The addition of novel agents in the prostate cancer treatment landscape could create a shift in the way patients with advanced disease are treated, said Dr. Daniel George.

In an interview with CURE, George, a medical oncologist and the director of genitourinary oncology at Duke Cancer Institute, explained how patients can be treated earlier with new drugs that could prolong their lives.

Transcript:

Prostate cancer is really in a dynamic state right now, and it’s an exciting time for patients, caregivers and physicians alike. For the past probably 70 years, we’ve focused primarily on hormonal therapy, androgen deprivation therapy, particularly for patients with metastatic advanced prostate cancer.

Over the last few years, that landscape has changed with the approval of and the data showing clinical benefit associated with upfront use of docetaxel and then [Zytiga (abiraterone)], and most recently, with androgen receptor antagonists such as [Erleada (apalutamide)] and [Xtandi (enzalutamide)] in this landscape of patients with metastatic, hormone-sensitive prostate cancer.

And the repercussions of that are being felt downstream, so now we’re seeing patients enter into the castration-resistant prostate cancer setting having been exposed to these drugs, and I think we’re going to have an opportunity to treat earlier with some novel agents that are going to show promise in that post-(androgen receptor), post-chemotherapy setting, or with other cytotoxic agents that are maybe novel in the field and targeting the disease through radiopharmaceuticals like radium, also docetaxel or [(Jevtana (cabazitaxel)], as well as novel agents coming in that may be other ways of targeting, say, PSA [prostate specific antigens] and other strategies.

So, this is opening up room for clinical trials.
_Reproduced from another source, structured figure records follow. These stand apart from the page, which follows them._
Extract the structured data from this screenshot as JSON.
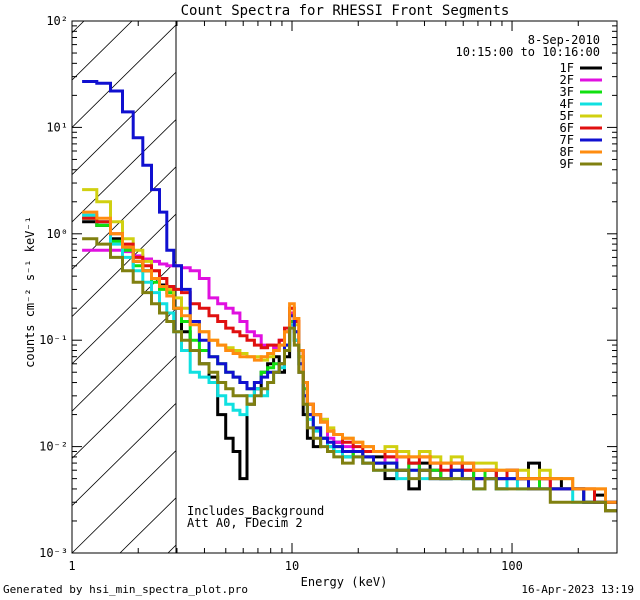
{
  "chart_data": {
    "type": "line",
    "title": "Count Spectra for RHESSI Front Segments",
    "xlabel": "Energy (keV)",
    "ylabel": "counts cm⁻² s⁻¹ keV⁻¹",
    "xscale": "log",
    "yscale": "log",
    "xlim": [
      1,
      300
    ],
    "ylim": [
      0.001,
      100
    ],
    "x_tick_labels": [
      {
        "value": 1,
        "label": "1"
      },
      {
        "value": 10,
        "label": "10"
      },
      {
        "value": 100,
        "label": "100"
      }
    ],
    "y_tick_labels": [
      {
        "value": 0.001,
        "label": "10⁻³"
      },
      {
        "value": 0.01,
        "label": "10⁻²"
      },
      {
        "value": 0.1,
        "label": "10⁻¹"
      },
      {
        "value": 1,
        "label": "10⁰"
      },
      {
        "value": 10,
        "label": "10¹"
      },
      {
        "value": 100,
        "label": "10²"
      }
    ],
    "hatched_region": {
      "x": [
        1,
        3
      ]
    },
    "date_label": "8-Sep-2010",
    "time_range_label": "10:15:00 to 10:16:00",
    "annotations": [
      "Includes_Background",
      "Att A0, FDecim 2"
    ],
    "legend_position": "top-right",
    "x": [
      1.2,
      1.4,
      1.6,
      1.8,
      2.0,
      2.2,
      2.4,
      2.6,
      2.8,
      3.0,
      3.3,
      3.6,
      4.0,
      4.4,
      4.8,
      5.2,
      5.6,
      6.0,
      6.5,
      7.0,
      7.5,
      8.0,
      8.5,
      9.0,
      9.5,
      10.0,
      10.5,
      11.0,
      11.5,
      12.0,
      13.0,
      14.0,
      15.0,
      16.0,
      18.0,
      20.0,
      22.0,
      25.0,
      28.0,
      32.0,
      36.0,
      40.0,
      45.0,
      50.0,
      56.0,
      63.0,
      71.0,
      80.0,
      90.0,
      100.0,
      112.0,
      126.0,
      141.0,
      158.0,
      178.0,
      200.0,
      224.0,
      251.0,
      282.0
    ],
    "series": [
      {
        "name": "1F",
        "color": "#000000",
        "values": [
          1.3,
          1.2,
          0.9,
          0.7,
          0.55,
          0.45,
          0.38,
          0.33,
          0.3,
          0.2,
          0.12,
          0.08,
          0.06,
          0.045,
          0.02,
          0.012,
          0.009,
          0.005,
          0.025,
          0.035,
          0.05,
          0.06,
          0.07,
          0.05,
          0.07,
          0.15,
          0.1,
          0.05,
          0.02,
          0.012,
          0.01,
          0.012,
          0.009,
          0.011,
          0.008,
          0.009,
          0.007,
          0.008,
          0.005,
          0.006,
          0.004,
          0.007,
          0.006,
          0.005,
          0.006,
          0.007,
          0.005,
          0.006,
          0.004,
          0.006,
          0.005,
          0.007,
          0.005,
          0.005,
          0.004,
          0.004,
          0.003,
          0.0035,
          0.0025
        ]
      },
      {
        "name": "2F",
        "color": "#e010e0",
        "values": [
          0.7,
          0.7,
          0.7,
          0.68,
          0.62,
          0.58,
          0.55,
          0.52,
          0.5,
          0.5,
          0.48,
          0.45,
          0.38,
          0.25,
          0.22,
          0.2,
          0.18,
          0.15,
          0.12,
          0.11,
          0.09,
          0.09,
          0.085,
          0.1,
          0.12,
          0.18,
          0.15,
          0.08,
          0.04,
          0.025,
          0.02,
          0.018,
          0.012,
          0.011,
          0.01,
          0.009,
          0.008,
          0.007,
          0.008,
          0.006,
          0.007,
          0.006,
          0.006,
          0.005,
          0.006,
          0.006,
          0.005,
          0.005,
          0.005,
          0.005,
          0.005,
          0.004,
          0.005,
          0.004,
          0.004,
          0.004,
          0.003,
          0.003,
          0.003
        ]
      },
      {
        "name": "3F",
        "color": "#10e010",
        "values": [
          1.4,
          1.2,
          0.85,
          0.7,
          0.5,
          0.45,
          0.35,
          0.3,
          0.28,
          0.2,
          0.15,
          0.1,
          0.08,
          0.07,
          0.06,
          0.05,
          0.045,
          0.04,
          0.035,
          0.04,
          0.05,
          0.055,
          0.06,
          0.06,
          0.09,
          0.15,
          0.12,
          0.07,
          0.035,
          0.02,
          0.015,
          0.012,
          0.01,
          0.01,
          0.008,
          0.009,
          0.008,
          0.007,
          0.007,
          0.006,
          0.007,
          0.006,
          0.006,
          0.005,
          0.006,
          0.005,
          0.006,
          0.005,
          0.005,
          0.005,
          0.005,
          0.005,
          0.004,
          0.004,
          0.004,
          0.004,
          0.003,
          0.003,
          0.003
        ]
      },
      {
        "name": "4F",
        "color": "#10e0e0",
        "values": [
          1.5,
          1.3,
          0.8,
          0.6,
          0.45,
          0.35,
          0.28,
          0.22,
          0.18,
          0.12,
          0.08,
          0.05,
          0.045,
          0.04,
          0.03,
          0.025,
          0.022,
          0.02,
          0.03,
          0.035,
          0.03,
          0.04,
          0.05,
          0.055,
          0.08,
          0.14,
          0.1,
          0.06,
          0.03,
          0.018,
          0.014,
          0.012,
          0.01,
          0.009,
          0.008,
          0.008,
          0.007,
          0.006,
          0.006,
          0.005,
          0.006,
          0.005,
          0.005,
          0.005,
          0.005,
          0.005,
          0.004,
          0.005,
          0.004,
          0.005,
          0.004,
          0.004,
          0.004,
          0.004,
          0.004,
          0.003,
          0.003,
          0.003,
          0.003
        ]
      },
      {
        "name": "5F",
        "color": "#d0d010",
        "values": [
          2.6,
          2.0,
          1.3,
          0.9,
          0.7,
          0.55,
          0.45,
          0.38,
          0.3,
          0.25,
          0.2,
          0.15,
          0.12,
          0.1,
          0.09,
          0.085,
          0.08,
          0.075,
          0.07,
          0.07,
          0.065,
          0.07,
          0.08,
          0.09,
          0.12,
          0.2,
          0.14,
          0.07,
          0.04,
          0.025,
          0.02,
          0.018,
          0.015,
          0.013,
          0.012,
          0.011,
          0.01,
          0.009,
          0.01,
          0.009,
          0.008,
          0.009,
          0.008,
          0.007,
          0.008,
          0.007,
          0.007,
          0.007,
          0.006,
          0.006,
          0.006,
          0.005,
          0.006,
          0.005,
          0.005,
          0.004,
          0.004,
          0.004,
          0.003
        ]
      },
      {
        "name": "6F",
        "color": "#e01010",
        "values": [
          1.4,
          1.3,
          1.0,
          0.8,
          0.6,
          0.5,
          0.45,
          0.38,
          0.32,
          0.3,
          0.28,
          0.22,
          0.2,
          0.17,
          0.15,
          0.13,
          0.12,
          0.11,
          0.1,
          0.09,
          0.085,
          0.09,
          0.09,
          0.1,
          0.13,
          0.2,
          0.15,
          0.08,
          0.04,
          0.025,
          0.02,
          0.017,
          0.014,
          0.013,
          0.011,
          0.01,
          0.009,
          0.009,
          0.008,
          0.008,
          0.007,
          0.008,
          0.007,
          0.006,
          0.007,
          0.006,
          0.006,
          0.006,
          0.005,
          0.006,
          0.005,
          0.005,
          0.005,
          0.004,
          0.004,
          0.004,
          0.004,
          0.003,
          0.003
        ]
      },
      {
        "name": "7F",
        "color": "#1010d0",
        "values": [
          27,
          26,
          22,
          14,
          8,
          4.4,
          2.6,
          1.6,
          0.7,
          0.5,
          0.3,
          0.15,
          0.1,
          0.07,
          0.06,
          0.05,
          0.045,
          0.04,
          0.035,
          0.04,
          0.045,
          0.05,
          0.05,
          0.06,
          0.09,
          0.17,
          0.12,
          0.06,
          0.03,
          0.02,
          0.015,
          0.012,
          0.011,
          0.01,
          0.009,
          0.009,
          0.008,
          0.007,
          0.007,
          0.006,
          0.006,
          0.006,
          0.005,
          0.005,
          0.006,
          0.005,
          0.005,
          0.005,
          0.005,
          0.005,
          0.005,
          0.004,
          0.004,
          0.004,
          0.004,
          0.004,
          0.003,
          0.003,
          0.003
        ]
      },
      {
        "name": "8F",
        "color": "#ff8c10",
        "values": [
          1.6,
          1.4,
          1.0,
          0.75,
          0.55,
          0.45,
          0.38,
          0.32,
          0.26,
          0.2,
          0.17,
          0.14,
          0.12,
          0.1,
          0.09,
          0.08,
          0.075,
          0.07,
          0.07,
          0.065,
          0.07,
          0.075,
          0.08,
          0.09,
          0.12,
          0.22,
          0.16,
          0.08,
          0.04,
          0.025,
          0.02,
          0.017,
          0.014,
          0.013,
          0.012,
          0.011,
          0.01,
          0.009,
          0.009,
          0.008,
          0.008,
          0.008,
          0.007,
          0.007,
          0.007,
          0.007,
          0.006,
          0.006,
          0.006,
          0.006,
          0.005,
          0.005,
          0.005,
          0.005,
          0.005,
          0.004,
          0.004,
          0.004,
          0.003
        ]
      },
      {
        "name": "9F",
        "color": "#808010",
        "values": [
          0.9,
          0.8,
          0.6,
          0.45,
          0.35,
          0.28,
          0.22,
          0.18,
          0.15,
          0.12,
          0.1,
          0.08,
          0.06,
          0.05,
          0.04,
          0.035,
          0.03,
          0.03,
          0.025,
          0.03,
          0.035,
          0.04,
          0.05,
          0.06,
          0.08,
          0.13,
          0.09,
          0.05,
          0.025,
          0.015,
          0.012,
          0.01,
          0.009,
          0.008,
          0.007,
          0.008,
          0.007,
          0.006,
          0.006,
          0.006,
          0.005,
          0.006,
          0.005,
          0.005,
          0.005,
          0.005,
          0.004,
          0.005,
          0.004,
          0.004,
          0.004,
          0.004,
          0.004,
          0.003,
          0.003,
          0.003,
          0.003,
          0.003,
          0.0025
        ]
      }
    ]
  },
  "footer": {
    "generated_by": "Generated by hsi_min_spectra_plot.pro",
    "timestamp": "16-Apr-2023 13:19"
  }
}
Patients are going to live longer and have more time to go on those studies, which is exciting. We’re going to have an opportunity to treat patients earlier in the disease with life-prolonging therapies. And I think we’re going to begin to see some of these things translate into the curative setting, that’s probably one of the most exciting changes in the field that are coming, where we move from our investigational agents in the late stage all the way to the early stage, and this change in the landscape. It’s really a paradigm shift in how we think about managing our patients with advanced prostate cancer.